Dr. Tedros Adhanom Ghebreyesus, WHO director-general and chair of the GPEI Polio Oversight Board, spoke at the event where the investment case was presented, addressing the important political and financial support that donors have contributed to the cause. He added that there has been good progress in reaching every last child with vaccines.

But the number of wild polio cases — while reported only in Afghanistan and Pakistan — are up from last year, from 33 in 2018 to 100 reported so far in 2019. 
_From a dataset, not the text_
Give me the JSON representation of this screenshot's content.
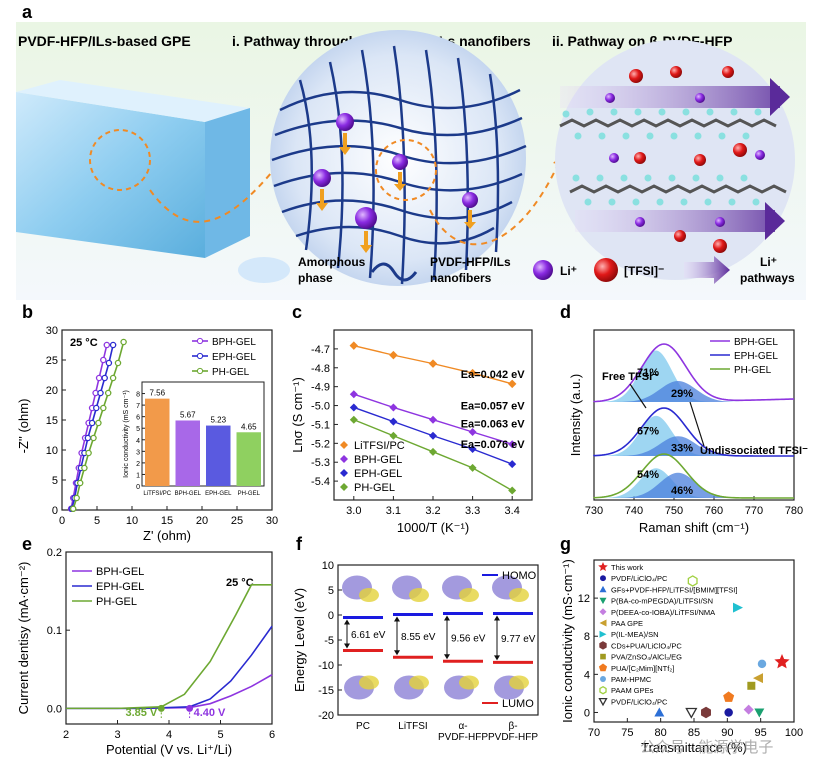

“This is a reminder that polio eradication is not a forgone conclusion … The last mile is the hardest. This will take a determined and unrelenting effort from all of us,” Dr. Tedros said.

Ahead of this month’s pledging conference, G20 health ministers held a meeting in Okayama, Japan, in October, where they highlighted the importance of a continued commitment to eliminating polio and expressed support for the GPEI.

The GPEI is a public-private partnership that is led by national governments, in partnership with the World Health Organization (WHO), Rotary International, the US Centers for Disease Control and Prevention (CDC), the United Nations Children’s Fund (UNICEF), and the Bill & Melinda Gates Foundation.

Donor governments play a vital role in ensuring GPEI’s success. A number of governments have already answered the call to action for increased funding.

UK International Development Secretary Alok Sharma announced a commitment of £400 million to the GPEI on Nov. 5.

But now the time has come for world leaders from countries worlwide to step up in the fight to ensure good health and well-being for all by committing funds towards polio eradication.